SANFORD, Fla. -- The George Zimmerman murder trial has ignited a firestorm of emotion over the past year.
Both sides of the courtroom are expected to have people at the trial supporting them.
Many members of the national and international media are also in Sanford to cover the historic case.
The town has a population of 54,000 people, but expect hundreds, if not thousands, more to arrive once the trial begins.
Most of the media is concentrated in the parking lot outside the Seminole County Criminal Justice Center on Bush Boulevard.
Only a select few received seats inside the courtroom. The rest are relying on a camera feed from the courtroom that can be shared among all the outlets.
To accommodate the activity, barricades and cones have been set up outside the courthouse.
Extra signage is also posted to let people know about possible traffic delays and parking locations.
Even a portable cell phone tower is installed outside to handle the increase in cell phone and Internet usage in the area.
Seminole County installed additional security cameras and checkpoints inside the courthouse as a safety precaution.
Sanford city officials have also stepped up police patrols on bikes and on foot.
The trial is a major test for the city's new chief, Cecil Smith, who took over after the last chief was let go in the wake of the Trayvon Martin shooting investigation.

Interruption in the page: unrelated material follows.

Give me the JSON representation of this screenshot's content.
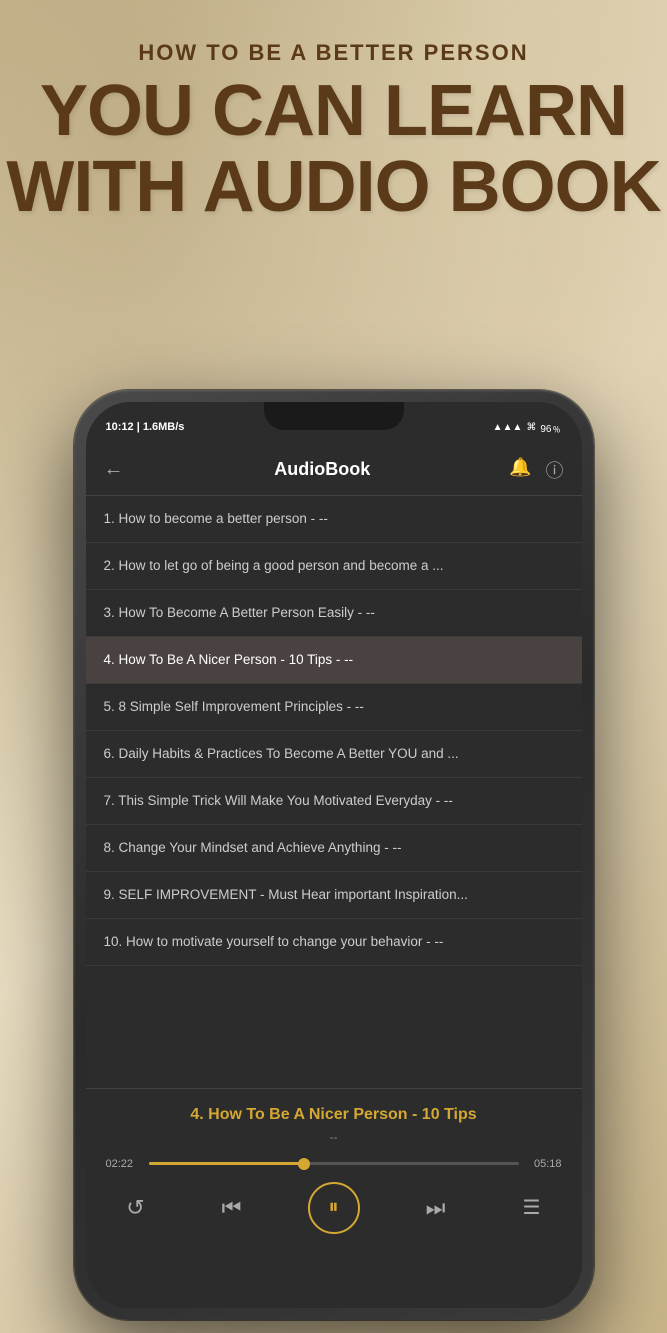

Smith told First Coast News plans for the trial have been in the works for months.
The hope is to avoid the emotional and sometimes disorderly firestorm that unfolded after the teen's death last year.
"We're working for a hurricane. We know that it was going to happen. We have an idea of what might take place. So we're building it as a hurricane instead of last year, it came in like a tornado, and everyone was a little bit more so overwhelmed," Smith said.
Zimmerman goes on trial Monday morning and has pleaded not guilty to second-degree murder.
He claims self-defense in Martin's death.
Once the court concludes a hearing that was held over from Saturday, jury selection is expected to begin and last several weeks.